Gemini (Google) sits at the other end of the spectrum. The source notes that users have complained Gemini uses memories too aggressively — surfacing past context in ways that feel intrusive or irrelevant. If ChatGPT’s problem is ignoring memories, Gemini’s reputation problem is the opposite: it can’t stop mentioning them.
These aren’t just technical differences — they reflect genuinely different product philosophies about what “knowing the user” should look like.
Pricing & Alternatives
| Tool | Developer | Memory / Persistence | Starting Price |
|---|---|---|---|
| ChatGPT | OpenAI | Explicit memories, About Me, Custom Instructions | Free; Plus from $20/month |
| Claude | Anthropic | Reads full conversation history per session; no cross-session memory by default | Not specified in sources |
| Gemini | Memory features present; reportedly overused by the system | Not specified in sources |
Notes:
- Pricing for Claude and Gemini was not available in the source data — check their respective websites for current plans
- ChatGPT’s free tier includes basic memory features; full control may require Plus
Why This Matters More Than It Seems
At first glance, “ChatGPT isn’t reading my instructions” sounds like a minor inconvenience. But it’s actually a significant trust issue.
The entire value proposition of memory and custom instructions is that they allow the AI to work for you specifically — not for some generic user. Power users, professionals, and anyone who’s spent time carefully crafting their instructions has invested effort into shaping how the tool behaves.

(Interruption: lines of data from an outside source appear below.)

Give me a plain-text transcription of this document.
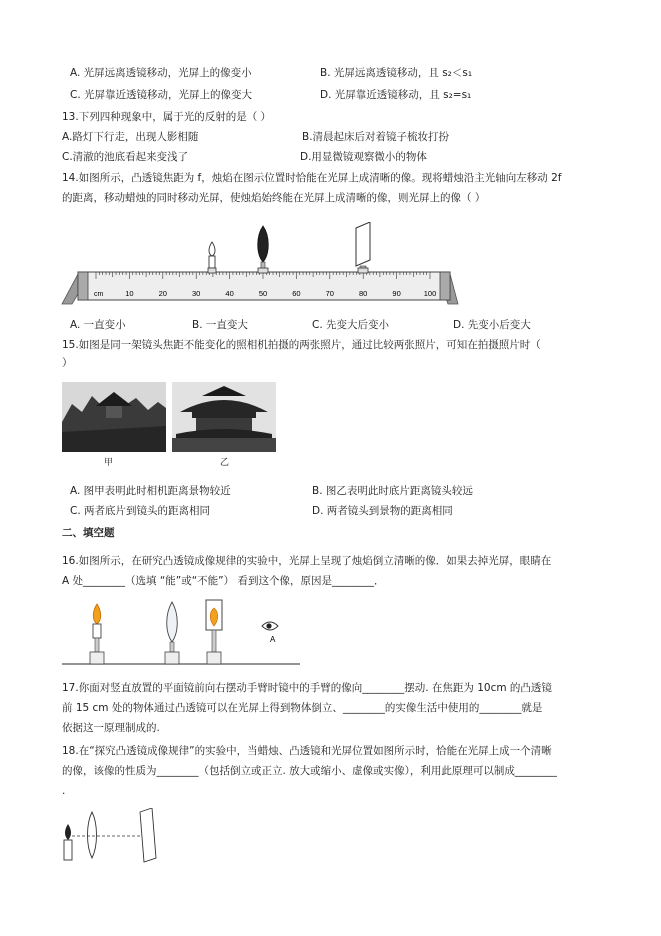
A. 光屏远离透镜移动，光屏上的像变小	B. 光屏远离透镜移动，且 s₂＜s₁
C. 光屏靠近透镜移动，光屏上的像变大	D. 光屏靠近透镜移动，且 s₂=s₁
13.下列四种现象中，属于光的反射的是（ ）
A.路灯下行走，出现人影相随	B.清晨起床后对着镜子梳妆打扮
C.清澈的池底看起来变浅了	D.用显微镜观察微小的物体
14.如图所示，凸透镜焦距为 f，烛焰在图示位置时恰能在光屏上成清晰的像。现将蜡烛沿主光轴向左移动 2f
的距离，移动蜡烛的同时移动光屏，使烛焰始终能在光屏上成清晰的像，则光屏上的像（ ）
cm	10	20	30	40	50	60	70	80	90	100
A. 一直变小	B. 一直变大	C. 先变大后变小	D. 先变小后变大
15.如图是同一架镜头焦距不能变化的照相机拍摄的两张照片，通过比较两张照片，可知在拍摄照片时（
）
甲	乙
A. 图甲表明此时相机距离景物较近	B. 图乙表明此时底片距离镜头较远
C. 两者底片到镜头的距离相同	D. 两者镜头到景物的距离相同
二、填空题
16.如图所示，在研究凸透镜成像规律的实验中，光屏上呈现了烛焰倒立清晰的像．如果去掉光屏，眼睛在
A 处________（选填 “能”或“不能”） 看到这个像，原因是________．
A
17.你面对竖直放置的平面镜前向右摆动手臂时镜中的手臂的像向________摆动. 在焦距为 10cm 的凸透镜
前 15 cm 处的物体通过凸透镜可以在光屏上得到物体倒立、________的实像生活中使用的________就是
依据这一原理制成的.
18.在“探究凸透镜成像规律”的实验中，当蜡烛、凸透镜和光屏位置如图所示时，恰能在光屏上成一个清晰
的像，该像的性质为________（包括倒立或正立. 放大或缩小、虚像或实像），利用此原理可以制成________
.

When that investment gets silently ignored, it undermines confidence in the product at a fundamental level. If you can’t rely on the AI to follow the rules you set, you end up second-guessing every response: Is it ignoring my instructions right now? Should I remind it again? That’s cognitive overhead that defeats the purpose of having a personalized assistant in the first place.
It also creates an interesting opening for competitors. Claude’s approach — no explicit memory, but full conversation re-reading — sidesteps this failure mode entirely. There’s nothing to “forget” or “ignore” mid-session. The trade-off is that you lose cross-session continuity, but you gain consistency within a conversation.

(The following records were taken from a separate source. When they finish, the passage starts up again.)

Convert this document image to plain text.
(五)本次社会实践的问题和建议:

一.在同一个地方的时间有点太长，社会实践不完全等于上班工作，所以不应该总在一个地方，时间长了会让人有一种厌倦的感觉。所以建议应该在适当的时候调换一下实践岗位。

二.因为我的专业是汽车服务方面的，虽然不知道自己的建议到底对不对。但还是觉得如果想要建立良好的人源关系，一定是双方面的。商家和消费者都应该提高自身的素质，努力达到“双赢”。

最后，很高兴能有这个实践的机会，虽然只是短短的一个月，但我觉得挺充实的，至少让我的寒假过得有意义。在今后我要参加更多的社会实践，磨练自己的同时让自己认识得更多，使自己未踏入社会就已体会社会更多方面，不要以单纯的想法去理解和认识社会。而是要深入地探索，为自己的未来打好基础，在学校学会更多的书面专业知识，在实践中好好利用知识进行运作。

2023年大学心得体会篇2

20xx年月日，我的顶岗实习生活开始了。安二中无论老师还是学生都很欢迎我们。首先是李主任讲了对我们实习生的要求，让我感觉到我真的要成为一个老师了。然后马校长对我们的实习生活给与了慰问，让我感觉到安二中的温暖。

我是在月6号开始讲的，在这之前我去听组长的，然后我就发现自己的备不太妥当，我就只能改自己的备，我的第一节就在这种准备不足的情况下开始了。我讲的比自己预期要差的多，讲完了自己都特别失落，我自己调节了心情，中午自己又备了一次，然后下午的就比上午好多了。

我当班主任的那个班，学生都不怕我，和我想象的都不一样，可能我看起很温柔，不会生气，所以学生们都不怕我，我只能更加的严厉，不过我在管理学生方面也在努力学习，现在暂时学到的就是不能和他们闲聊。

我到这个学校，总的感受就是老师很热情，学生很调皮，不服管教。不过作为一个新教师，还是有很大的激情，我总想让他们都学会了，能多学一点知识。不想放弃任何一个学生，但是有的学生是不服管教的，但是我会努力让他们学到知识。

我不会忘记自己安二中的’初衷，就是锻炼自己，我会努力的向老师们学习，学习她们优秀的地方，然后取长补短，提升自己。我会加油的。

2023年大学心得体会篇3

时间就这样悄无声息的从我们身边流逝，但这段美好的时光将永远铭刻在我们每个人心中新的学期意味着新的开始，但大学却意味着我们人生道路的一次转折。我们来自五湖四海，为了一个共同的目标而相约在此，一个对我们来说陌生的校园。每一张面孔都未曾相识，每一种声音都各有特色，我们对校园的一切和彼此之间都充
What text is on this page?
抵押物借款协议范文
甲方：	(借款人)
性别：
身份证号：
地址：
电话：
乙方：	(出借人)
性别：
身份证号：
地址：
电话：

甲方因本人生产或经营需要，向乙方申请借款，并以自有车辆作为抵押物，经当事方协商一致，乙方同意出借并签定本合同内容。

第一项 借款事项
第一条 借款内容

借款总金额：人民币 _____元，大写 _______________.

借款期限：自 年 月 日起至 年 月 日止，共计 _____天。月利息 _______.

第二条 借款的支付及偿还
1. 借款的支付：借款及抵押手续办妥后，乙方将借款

The Bottom Line: Who Should Care?
Power users who’ve invested in ChatGPT customization should care most. If you’ve built out detailed custom instructions or accumulated meaningful memories, this regression directly degrades your daily experience. It’s worth testing explicitly: start a new conversation, ask ChatGPT something that should trigger your instructions or memories, and see if they’re referenced.
Developers and professionals using ChatGPT for workflow automation should care too. Custom instructions are often used to set output format preferences, tone guidelines, or domain-specific context. If those aren’t being applied, outputs may be inconsistent in ways that create downstream problems.
Casual users probably won’t notice — and that’s part of what makes this problem hard for OpenAI to prioritize. Most people using ChatGPT for one-off questions don’t have memories set up and won’t experience any change.
Users evaluating alternatives should use this as a data point when comparing tools. Claude’s session-based approach and Gemini’s memory-heavy approach represent real trade-offs worth considering depending on your use case. There’s no universally right answer — it depends on whether cross-session continuity or within-session consistency matters more to you.
If you’re hitting this problem regularly, the community workaround until OpenAI addresses it is the oldest trick in the book: paste your relevant context directly into each conversation. It’s not elegant, but it works — and it’s essentially what Claude users do by default anyway.